On Thursday, Road King Infrastructure, a Hong Kong-listed developer with annual sales revenue of 37.2 billion yuan (US$5.53 billion), saw its 2.25-year bonds over subscribed by more than 10 times on Thursday. The US$400 million of notes received US$4.1 billion in orders from mostly Asian asset managers and banks, while the final coupon came in at 7.75 per cent, 50 basis points lower than the initial guidance.
China SCE Property on Wednesday sold US$500 million of bonds due in 2021 with a coupon of 8.75 per cent, compared with the 9.125 per cent initial guidance, according to Bloomberg.
Powerlong Real Estate Holdings, another small Hong Kong-listed developer, received US$380 million in orders for its US$200 million two-year bond on Tuesday.

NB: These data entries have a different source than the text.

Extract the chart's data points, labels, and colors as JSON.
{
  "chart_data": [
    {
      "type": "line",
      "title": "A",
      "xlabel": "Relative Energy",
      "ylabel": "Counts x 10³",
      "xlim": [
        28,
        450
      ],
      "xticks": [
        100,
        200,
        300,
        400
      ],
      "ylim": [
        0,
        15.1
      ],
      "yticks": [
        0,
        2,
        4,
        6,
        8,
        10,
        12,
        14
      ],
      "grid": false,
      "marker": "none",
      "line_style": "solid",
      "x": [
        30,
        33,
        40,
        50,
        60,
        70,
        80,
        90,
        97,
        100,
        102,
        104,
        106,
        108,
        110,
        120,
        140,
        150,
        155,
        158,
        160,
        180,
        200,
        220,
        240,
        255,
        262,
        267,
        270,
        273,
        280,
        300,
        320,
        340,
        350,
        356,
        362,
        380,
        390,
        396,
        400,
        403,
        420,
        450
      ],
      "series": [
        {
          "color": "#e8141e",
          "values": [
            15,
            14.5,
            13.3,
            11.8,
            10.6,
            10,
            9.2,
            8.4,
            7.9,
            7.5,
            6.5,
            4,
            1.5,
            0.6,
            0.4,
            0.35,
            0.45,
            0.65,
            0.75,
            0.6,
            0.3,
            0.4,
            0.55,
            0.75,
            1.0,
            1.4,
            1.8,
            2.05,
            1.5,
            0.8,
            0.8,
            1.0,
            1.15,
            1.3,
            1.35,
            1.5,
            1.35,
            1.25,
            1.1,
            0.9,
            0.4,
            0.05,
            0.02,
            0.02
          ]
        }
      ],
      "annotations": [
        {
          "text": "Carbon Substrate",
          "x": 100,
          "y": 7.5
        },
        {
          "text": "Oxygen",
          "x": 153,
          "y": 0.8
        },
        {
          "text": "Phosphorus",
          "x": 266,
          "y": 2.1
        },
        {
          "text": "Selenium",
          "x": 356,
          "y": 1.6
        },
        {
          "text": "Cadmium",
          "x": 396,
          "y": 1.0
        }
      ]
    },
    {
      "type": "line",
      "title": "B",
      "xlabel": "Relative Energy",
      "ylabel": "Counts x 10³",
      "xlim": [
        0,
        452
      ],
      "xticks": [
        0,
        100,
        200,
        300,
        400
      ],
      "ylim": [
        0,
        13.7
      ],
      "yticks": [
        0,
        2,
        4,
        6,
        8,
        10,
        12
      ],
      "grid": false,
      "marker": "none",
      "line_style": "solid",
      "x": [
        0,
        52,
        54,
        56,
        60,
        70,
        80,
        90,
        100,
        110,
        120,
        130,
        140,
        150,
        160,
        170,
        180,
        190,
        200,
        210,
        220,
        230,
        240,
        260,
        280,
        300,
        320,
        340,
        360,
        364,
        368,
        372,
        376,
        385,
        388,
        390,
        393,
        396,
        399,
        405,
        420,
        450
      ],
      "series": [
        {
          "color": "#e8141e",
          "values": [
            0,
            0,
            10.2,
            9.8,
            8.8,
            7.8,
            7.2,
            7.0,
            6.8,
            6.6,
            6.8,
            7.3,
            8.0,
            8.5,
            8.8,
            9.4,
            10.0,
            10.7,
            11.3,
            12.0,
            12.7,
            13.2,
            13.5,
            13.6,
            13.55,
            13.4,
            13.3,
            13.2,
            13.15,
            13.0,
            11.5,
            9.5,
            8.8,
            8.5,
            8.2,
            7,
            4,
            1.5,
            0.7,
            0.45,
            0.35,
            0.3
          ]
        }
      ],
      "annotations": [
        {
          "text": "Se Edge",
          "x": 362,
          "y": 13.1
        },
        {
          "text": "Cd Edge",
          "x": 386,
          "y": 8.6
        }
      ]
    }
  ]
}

The outcome is a sharp contrast with the situation just two months ago, when Chinese property tycoon Hui Ka Yan had to pay investors a coupon of 13.75 per cent for his China Evergrande Group’s US dollar bonds, even as he himself bought half of the notes. At that time, the outlook for Chinese property had dipped as home sales fell for a third straight month, and there were few signs of an easing in property policy.
Analysts said sentiment in the property sector had improved marginally, but the decisive factor in the success of the bond sales was bullish sentiment across all sectors.
“The flurry of new issuances since the new year does point to the fact that investor appetite has improved from the end of last year. Given the large number of maturities Chinese developers face this year, this would offer some reprieve to their refinancing needs if sustained,” said Christopher Yip, senior director and analytical manager at S&P Global Ratings.
The Hang Seng Index, Hong Kong’s benchmark, extended its rally to a fifth consecutive day on Thursday, closing 5.7 per cent higher than its level on January 4. The Bloomberg Barclays China High-yield Bond Index rose between January 7 and January 9.
Esther Liu, a credit analyst at S&P Global Ratings, said sentiment had also been boosted by the National Development and Reform Commission’s move to push back the deadline for Chinese firms to issue bonds within their 2018 quota to June 30 this year, potentially allowing more issuances for refinancing purposes.